L'inquiétude et l'incertitude laissent place à l'espoir 

Mais heureusement, tout n'est pas si gris dans le ciel portelois. Chez les supporters on s'inquiète autant qu'on espère. "Si ça dure jusqu'au mois de mai comme c'est annoncé, je ne sais pas comment ils vont faire pour rattraper le retard", estime Franck. "Même si on est derniers et qu'on ne mérite pas de rester en Jeep Elite, ils ne peuvent pas nous reléguer. Mathématiquement, on peut encore se maintenir." Alors un gel avec une rélégation, le président des Musicos "n'y croit pas du tout". Fabrice, abonné depuis "le début", est plus mesuré : "Une saison blanche on en parle un peu entre-nous. Comme on est derniers, certains supporteurs y croient... Mais on ne connaît pas les textes et les règlements, ça n'est jamais arrivé." 

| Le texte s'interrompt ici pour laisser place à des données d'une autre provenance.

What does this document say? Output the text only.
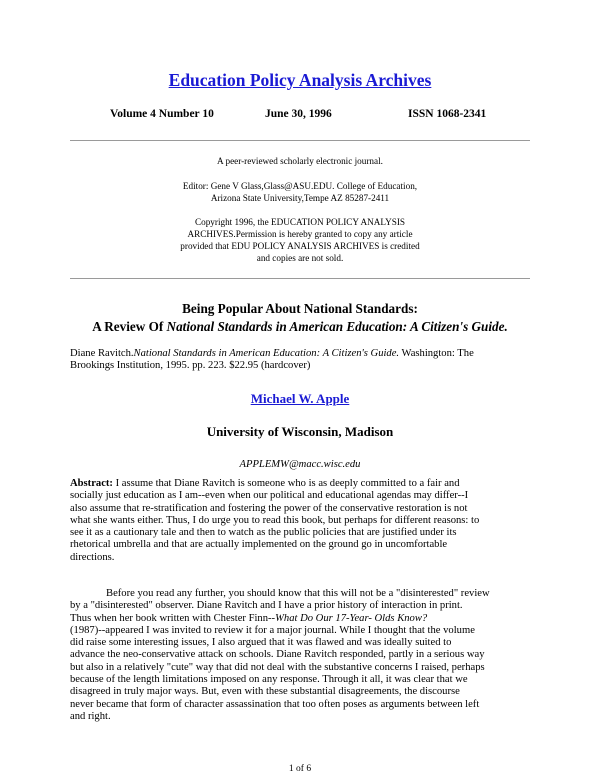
Education Policy Analysis Archives
Volume 4 Number 10	June 30, 1996	ISSN 1068-2341
A peer-reviewed scholarly electronic journal.
Editor: Gene V Glass,Glass@ASU.EDU. College of Education,
Arizona State University,Tempe AZ 85287-2411
Copyright 1996, the EDUCATION POLICY ANALYSIS
ARCHIVES.Permission is hereby granted to copy any article
provided that EDU POLICY ANALYSIS ARCHIVES is credited
and copies are not sold.
Being Popular About National Standards:
A Review Of National Standards in American Education: A Citizen's Guide.
Diane Ravitch.National Standards in American Education: A Citizen's Guide. Washington: The
Brookings Institution, 1995. pp. 223. $22.95 (hardcover)
Michael W. Apple
University of Wisconsin, Madison
APPLEMW@macc.wisc.edu
Abstract: I assume that Diane Ravitch is someone who is as deeply committed to a fair and
socially just education as I am--even when our political and educational agendas may differ--I
also assume that re-stratification and fostering the power of the conservative restoration is not
what she wants either. Thus, I do urge you to read this book, but perhaps for different reasons: to
see it as a cautionary tale and then to watch as the public policies that are justified under its
rhetorical umbrella and that are actually implemented on the ground go in uncomfortable
directions.
Before you read any further, you should know that this will not be a "disinterested" review
by a "disinterested" observer. Diane Ravitch and I have a prior history of interaction in print.
Thus when her book written with Chester Finn--What Do Our 17-Year- Olds Know?
(1987)--appeared I was invited to review it for a major journal. While I thought that the volume
did raise some interesting issues, I also argued that it was flawed and was ideally suited to
advance the neo-conservative attack on schools. Diane Ravitch responded, partly in a serious way
but also in a relatively "cute" way that did not deal with the substantive concerns I raised, perhaps
because of the length limitations imposed on any response. Through it all, it was clear that we
disagreed in truly major ways. But, even with these substantial disagreements, the discourse
never became that form of character assassination that too often poses as arguments between left
and right.
1 of 6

Une mesure de dernier recours que tous préféreraient éviter. "Sans le virus, on descendait. Là on a peut-être une chance, mais il ne faut pas se réjouir", rappelle le Musicos. Dans son rôle, Éric Girard n'est pas forcément d'accord : "On est tous en train de vivre un drame effroyable. Se dire que grâce à cette épidémie on va se sauver, ce serait faire injure au club. Car je le rappelle : nous ne sommes pas condamnés. J'espère qu'il y aura un petit miracle sportif comme lors de nos quatre saisons dans l'élite." 

Dans cette petite commune de 9 000 habitants, où tout le monde se connaît, personne ne veut imaginer qu'il ne reverra plus son équipe chérie en Jeep Elite. "J'ai conscience qu'une fois descendu, on ne remontera plus", s'inquiète Hervé. Alors que tous les employés du club, dont les joueurs, se réunissent lundi pour évoquer la suite, tous les amoureux de l'ESSM Le Portel n'attendent qu'une chose : être fixés.